In his second catechesis on the Holy Spirit and the Church, given this June 5, 2024, the Pope considered the name given to the third person of the Trinity in the Bible.
The first thing we know of a person is the name. It is by his name that we address him, that we distinguish him, and remember him. The third Person of the Trinity also has a name: He is called the Holy Spirit. But “Spirit” is the Latinised version. The name of the Spirit, the one by which the first recipients of revelation knew Him, by which the prophets, the psalmists, Mary, Jesus, and the Apostles invoked Him, is Ruach, which means breath, wind, a puff of air.
In the Bible, the name is so important that it is almost identified with the person himself. To sanctify the name of God is to sanctify and honor God Himself. It is never a merely conventional designation: It always says something about the person, his origin, or his mission. This is also the case with the name Ruach. It contains the first fundamental revelation about the Person and function of the Holy Spirit.
The Pope went on to consider what is revealed by this name, noting how at Pentecost the “Holy Spirit descended upon the Apostles accompanied by the ‘roar of a rushing wind.’”
“It was as if the Holy Spirit wanted to put his signature on what was happening,” the Pope reflected.
Power
Pope Francis said that the image of wind expresses the Spirit’s power, noting how “Spirit and power” is a recurring combination of words throughout Scripture.
“For the wind is an overwhelming force, an indomitable force, capable even of moving oceans,” the Pope said.
But in the New Testament, Jesus adds something to the concept: “Alongside power, Jesus will highlight another characteristic of the wind: its freedom.”
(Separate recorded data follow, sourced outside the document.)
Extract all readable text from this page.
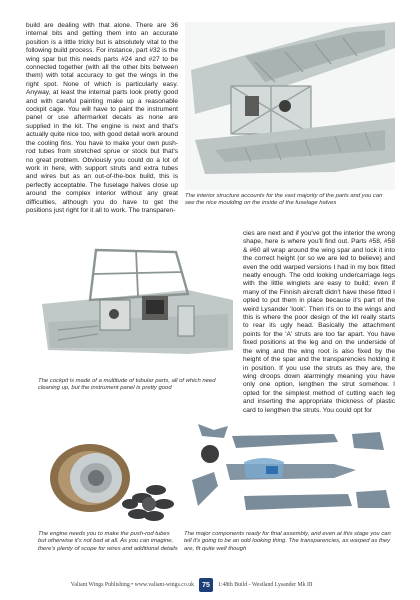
build are dealing with that alone. There are 36 internal bits and getting them into an accurate position is a little tricky but is absolutely vital to the following build process. For instance, part #32 is the wing spar but this needs parts #24 and #27 to be connected together (with all the other bits between them) with total accuracy to get the wings in the right spot. None of which is particularly easy. Anyway, at least the internal parts look pretty good and with careful painting make up a reasonable cockpit cage. You will have to paint the instrument panel or use aftermarket decals as none are supplied in the kit. The engine is next and that's actually quite nice too, with good detail work around the cooling fins. You have to make your own push-rod tubes from stretched sprue or stock but that's no great problem. Obviously you could do a lot of work in here, with support struts and extra tubes and wires but as an out-of-the-box build, this is perfectly acceptable. The fuselage halves close up around the complex interior without any great difficulties, although you do have to get the positions just right for it all to work. The transparen-

The interior structure accounts for the vast majority of the parts and you can see the nice moulding on the inside of the fuselage halves

cies are next and if you've got the interior the wrong shape, here is where you'll find out. Parts #58, #58 & #60 all wrap around the wing spar and lock it into the correct height (or so we are led to believe) and even the odd warped versions I had in my box fitted neatly enough. The odd looking undercarriage legs with the little winglets are easy to build; even if many of the Finnish aircraft didn't have these fitted I opted to put them in place because it's part of the weird Lysander 'look'. Then it's on to the wings and this is where the poor design of the kit really starts to rear its ugly head. Basically the attachment points for the 'A' struts are too far apart. You have fixed positions at the leg and on the underside of the wing and the wing root is also fixed by the height of the spar and the transparencies holding it in position. If you use the struts as they are, the wing droops down alarmingly meaning you have only one option, lengthen the strut somehow. I opted for the simplest method of cutting each leg and inserting the appropriate thickness of plastic card to lengthen the struts. You could opt for

The cockpit is made of a multitude of tubular parts, all of which need cleaning up, but the instrument panel is pretty good

The engine needs you to make the push-rod tubes but otherwise it's not bad at all. As you can imagine, there's plenty of scope for wires and additional details

The major components ready for final assembly, and even at this stage you can tell it's going to be an odd looking thing. The transparencies, as warped as they are, fit quite well though

Valiant Wings Publishing • www.valiant-wings.co.uk	75	1:48th Build - Westland Lysander Mk III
He tells Nicodemus that the “wind blows where it will.”
The wind “cannot be bridled,” the Pope said. It’s can’t be “bottled up” or “put in a box.”
It is free. To pretend to enclose the Holy Spirit in concepts, definitions, theses or treatises, as modern rationalism has sometimes attempted to do, is to lose it, nullify it, or reduce it to the purely human spirit, to a simple spirit. There is, however, a similar temptation in the ecclesiastical field, and it is that of wanting to enclose the Holy Spirit in canons, institutions, definitions. The Spirit creates and animates institutions, but He himself cannot be “institutionalised,” “objectified”. The wind blows “where it wills,” so the Spirit distributes its gifts “as it wills” (1 Cor 12:11).
St. Paul
Pope Francis noted how St. Paul associated the Spirit with freedom.
A free person, a free Christian, is the one who has the Spirit of the Lord. This is a very special freedom, quite different from what is commonly understood. It is not freedom to do what one wants, but the freedom to freely do what God wants! Not freedom to do good or evil, but freedom to do good and do it freely, that is, by attraction, not compulsion. In other words, the freedom of children, not slaves. […]
This is a freedom that expresses itself in what appears to be its opposite, it is expressed in service, and in service is true freedom.